There is division in the European Union ranks over taking in detainees from Guantánamo when the prison closes. Only a few countries, Finland and Spain among them, showed support for the expected U.S. request to take Guantánamo inmates into their prisons. The debate is President Barack Obama‘s first challenge to the relationship between his administration and Europe.

Radio Nationale Malgache is now back on the air in Madagascar just a day after thousands of anti-government demonstrators set fire to the state broadcasting complex in unrest that left at least two dead. However, the leader of anti-government demonstrations said he would not talk with the ruling party until there is justice over the deaths of the protesters.

The Kenyan government announced Monday possible pay suspensions that could result in dismissals for teachers on a two-week strike. The union and government reached a standstill over whether raises would take effect July 1 or occur incrementally over three years. Union officials dismissed the government’s “empty threats.”

The Afghan government requested increased military resources for its troops from the United States and said that, if denied, it would turn to Russia for its needs. Many parts of the country are still besieged with Taliban violence, despite a foreign force that numbers about 70,000. “If the U.S. doesn’t help us, we will ask other countries for airplanes and tanks,” said President Hamid Karzai.

Lebanese courts stopped the presses of The Daily Star—the oldest English-language newspaper in the Middle East—over allegations that the publication owes roughly $1.7 million to creditors. The publisher, Jamil Mroueh, said the paper is only in debt for around $700,000, adding that after the 2006 Israel-Hezbollah War, The Star performs a public service and can’t be expected to turn a profit in the current economic climate. Mroueh ridiculed “the decrepit Lebanese justice system” for seizing the paper. A further ruling is expected by Thursday.

The Zimbabwe opposition party, Movement for Democratic Change, rejected an appeal from a regional summit to join a coalition government, while President Robert Mugabe hailed the idea as a “new chapter” in the country’s politics. Opposition leader Morgan Tsvangirai denies that a power-sharing deal was reached since, he asserts, Mugabe won’t negotiate on key issues.

The election of Barack Obama portends a different future for American-Israeli relations, regardless who is elected as the next Israeli prime minister, says Eitan Haber in Yediot Ahronoth, a major daily newspaper.
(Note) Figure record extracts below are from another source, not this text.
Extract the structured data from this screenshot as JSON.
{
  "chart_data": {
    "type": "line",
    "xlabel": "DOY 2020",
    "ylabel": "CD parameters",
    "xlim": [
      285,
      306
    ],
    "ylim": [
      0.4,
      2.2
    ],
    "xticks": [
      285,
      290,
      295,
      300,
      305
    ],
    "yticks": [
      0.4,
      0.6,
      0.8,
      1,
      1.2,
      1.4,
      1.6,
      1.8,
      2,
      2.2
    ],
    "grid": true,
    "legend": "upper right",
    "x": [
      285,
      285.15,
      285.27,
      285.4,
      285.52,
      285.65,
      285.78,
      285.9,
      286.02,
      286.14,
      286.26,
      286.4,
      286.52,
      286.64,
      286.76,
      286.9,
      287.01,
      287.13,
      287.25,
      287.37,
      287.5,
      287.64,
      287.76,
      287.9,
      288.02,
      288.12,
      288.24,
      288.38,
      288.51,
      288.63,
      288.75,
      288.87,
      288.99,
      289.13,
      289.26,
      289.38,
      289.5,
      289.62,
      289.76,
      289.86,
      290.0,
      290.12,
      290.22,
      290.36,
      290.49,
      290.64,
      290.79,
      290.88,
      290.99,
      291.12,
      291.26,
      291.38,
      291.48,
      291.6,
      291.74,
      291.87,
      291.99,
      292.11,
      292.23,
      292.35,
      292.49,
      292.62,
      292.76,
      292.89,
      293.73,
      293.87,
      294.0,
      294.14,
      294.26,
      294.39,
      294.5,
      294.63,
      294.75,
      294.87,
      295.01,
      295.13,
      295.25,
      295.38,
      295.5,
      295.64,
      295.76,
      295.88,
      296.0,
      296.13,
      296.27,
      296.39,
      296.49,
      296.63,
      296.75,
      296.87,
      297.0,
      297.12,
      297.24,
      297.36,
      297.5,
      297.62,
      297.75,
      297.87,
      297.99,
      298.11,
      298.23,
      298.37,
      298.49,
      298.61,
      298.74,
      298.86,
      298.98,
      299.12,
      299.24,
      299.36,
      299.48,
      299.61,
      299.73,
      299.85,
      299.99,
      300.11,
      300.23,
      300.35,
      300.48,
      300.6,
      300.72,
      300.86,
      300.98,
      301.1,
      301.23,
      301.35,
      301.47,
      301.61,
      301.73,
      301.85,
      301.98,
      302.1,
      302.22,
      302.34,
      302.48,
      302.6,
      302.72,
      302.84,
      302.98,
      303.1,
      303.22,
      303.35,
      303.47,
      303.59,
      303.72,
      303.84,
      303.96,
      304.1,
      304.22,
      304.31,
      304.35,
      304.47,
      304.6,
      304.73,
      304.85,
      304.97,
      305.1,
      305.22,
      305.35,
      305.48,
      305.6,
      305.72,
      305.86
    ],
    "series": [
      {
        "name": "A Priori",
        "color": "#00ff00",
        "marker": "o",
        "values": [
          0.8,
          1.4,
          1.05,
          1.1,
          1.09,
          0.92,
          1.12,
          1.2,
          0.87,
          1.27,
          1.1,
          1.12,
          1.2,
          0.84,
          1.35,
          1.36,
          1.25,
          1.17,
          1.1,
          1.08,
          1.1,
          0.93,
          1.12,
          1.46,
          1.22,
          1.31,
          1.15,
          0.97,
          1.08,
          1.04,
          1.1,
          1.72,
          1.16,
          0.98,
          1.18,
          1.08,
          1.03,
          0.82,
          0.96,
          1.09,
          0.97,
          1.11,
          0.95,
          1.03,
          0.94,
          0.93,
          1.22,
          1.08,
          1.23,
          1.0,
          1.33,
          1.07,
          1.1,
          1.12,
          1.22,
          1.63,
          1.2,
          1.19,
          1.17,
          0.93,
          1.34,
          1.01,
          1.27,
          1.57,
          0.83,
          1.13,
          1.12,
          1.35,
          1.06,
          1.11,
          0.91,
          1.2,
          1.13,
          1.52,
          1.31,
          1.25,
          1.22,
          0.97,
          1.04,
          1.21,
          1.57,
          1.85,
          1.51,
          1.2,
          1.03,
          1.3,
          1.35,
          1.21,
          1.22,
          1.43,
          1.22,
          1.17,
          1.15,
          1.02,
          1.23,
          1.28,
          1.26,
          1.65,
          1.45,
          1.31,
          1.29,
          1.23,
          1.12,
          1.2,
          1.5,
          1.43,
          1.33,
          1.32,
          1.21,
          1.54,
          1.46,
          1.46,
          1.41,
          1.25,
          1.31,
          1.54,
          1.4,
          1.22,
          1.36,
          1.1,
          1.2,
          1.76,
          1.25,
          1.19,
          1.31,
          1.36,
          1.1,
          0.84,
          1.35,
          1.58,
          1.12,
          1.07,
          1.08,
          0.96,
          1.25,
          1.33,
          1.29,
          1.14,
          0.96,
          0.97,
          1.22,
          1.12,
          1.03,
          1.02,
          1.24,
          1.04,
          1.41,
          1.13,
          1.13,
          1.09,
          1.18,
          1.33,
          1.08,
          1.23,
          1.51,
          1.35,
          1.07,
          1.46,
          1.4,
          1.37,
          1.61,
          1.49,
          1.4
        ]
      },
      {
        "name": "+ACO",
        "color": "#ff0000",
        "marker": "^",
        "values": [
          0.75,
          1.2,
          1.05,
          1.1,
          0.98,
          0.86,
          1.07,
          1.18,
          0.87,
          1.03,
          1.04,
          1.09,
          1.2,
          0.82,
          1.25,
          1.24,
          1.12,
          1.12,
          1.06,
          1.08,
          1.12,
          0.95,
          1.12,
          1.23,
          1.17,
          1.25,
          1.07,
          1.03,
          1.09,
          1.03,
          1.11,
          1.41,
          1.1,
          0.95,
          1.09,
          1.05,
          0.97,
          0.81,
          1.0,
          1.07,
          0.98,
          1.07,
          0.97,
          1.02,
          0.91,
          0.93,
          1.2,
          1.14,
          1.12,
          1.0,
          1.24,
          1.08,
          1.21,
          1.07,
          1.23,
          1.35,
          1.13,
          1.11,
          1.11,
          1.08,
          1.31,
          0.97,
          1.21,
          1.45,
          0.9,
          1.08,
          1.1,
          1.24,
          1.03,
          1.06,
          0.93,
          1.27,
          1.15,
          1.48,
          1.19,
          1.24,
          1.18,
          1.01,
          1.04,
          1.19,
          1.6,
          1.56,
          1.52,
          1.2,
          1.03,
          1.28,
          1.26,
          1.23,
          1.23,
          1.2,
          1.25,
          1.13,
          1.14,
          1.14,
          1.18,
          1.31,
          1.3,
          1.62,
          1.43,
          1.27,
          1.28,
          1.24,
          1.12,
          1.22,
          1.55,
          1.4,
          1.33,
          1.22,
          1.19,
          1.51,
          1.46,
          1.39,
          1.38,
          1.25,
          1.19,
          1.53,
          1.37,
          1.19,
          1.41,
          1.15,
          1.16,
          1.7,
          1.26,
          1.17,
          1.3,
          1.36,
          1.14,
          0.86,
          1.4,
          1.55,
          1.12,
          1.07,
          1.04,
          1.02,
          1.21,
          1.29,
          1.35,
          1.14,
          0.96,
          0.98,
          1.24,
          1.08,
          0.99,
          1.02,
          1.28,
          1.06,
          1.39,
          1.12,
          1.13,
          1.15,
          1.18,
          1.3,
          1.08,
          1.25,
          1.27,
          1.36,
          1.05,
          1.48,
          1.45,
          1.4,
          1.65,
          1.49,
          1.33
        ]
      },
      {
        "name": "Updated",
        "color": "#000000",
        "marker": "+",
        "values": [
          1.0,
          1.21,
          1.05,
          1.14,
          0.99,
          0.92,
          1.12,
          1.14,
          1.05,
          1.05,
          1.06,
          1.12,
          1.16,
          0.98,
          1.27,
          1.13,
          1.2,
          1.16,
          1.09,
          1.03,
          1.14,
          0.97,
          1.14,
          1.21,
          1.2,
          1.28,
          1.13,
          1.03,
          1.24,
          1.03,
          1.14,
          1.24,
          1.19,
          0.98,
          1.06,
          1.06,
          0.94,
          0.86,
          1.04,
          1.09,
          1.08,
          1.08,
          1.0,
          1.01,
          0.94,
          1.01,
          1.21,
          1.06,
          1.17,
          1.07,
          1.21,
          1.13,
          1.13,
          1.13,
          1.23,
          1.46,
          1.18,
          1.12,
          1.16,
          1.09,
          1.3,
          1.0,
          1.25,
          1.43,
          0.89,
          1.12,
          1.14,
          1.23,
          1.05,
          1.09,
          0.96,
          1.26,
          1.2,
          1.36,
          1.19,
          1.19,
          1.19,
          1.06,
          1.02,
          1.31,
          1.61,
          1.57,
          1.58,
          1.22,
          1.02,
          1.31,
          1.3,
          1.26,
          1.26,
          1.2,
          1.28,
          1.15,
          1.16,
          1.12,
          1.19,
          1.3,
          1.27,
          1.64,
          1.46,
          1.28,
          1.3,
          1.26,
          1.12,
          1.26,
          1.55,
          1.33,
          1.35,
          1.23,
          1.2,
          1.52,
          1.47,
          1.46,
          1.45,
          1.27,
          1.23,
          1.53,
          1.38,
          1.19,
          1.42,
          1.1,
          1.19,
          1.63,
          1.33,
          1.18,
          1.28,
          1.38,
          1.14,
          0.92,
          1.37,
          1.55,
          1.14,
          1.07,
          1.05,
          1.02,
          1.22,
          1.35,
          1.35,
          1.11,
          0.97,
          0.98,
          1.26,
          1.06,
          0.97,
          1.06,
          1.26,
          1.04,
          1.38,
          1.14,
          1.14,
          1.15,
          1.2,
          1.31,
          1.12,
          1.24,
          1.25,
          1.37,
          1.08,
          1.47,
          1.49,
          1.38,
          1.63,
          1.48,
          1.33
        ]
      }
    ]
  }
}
He contends that the next Israeli leader will “likely not enjoy traditional intimacy with Washington” and that Tel Aviv may have to reconsider its whole approach to governance and Gaza.

Since the creation of Doctors Without Borders in 1971, private “borderless” associations have proliferated—with organizations like Reporters Without Borders to Studies Without Borders—to the point where the legitimacy of these groups is now in question. This International Herald Tribune video explores a world where unhindered humanitarian action may suffer as too many organizations claim to serve all populations, regardless of sovereignty.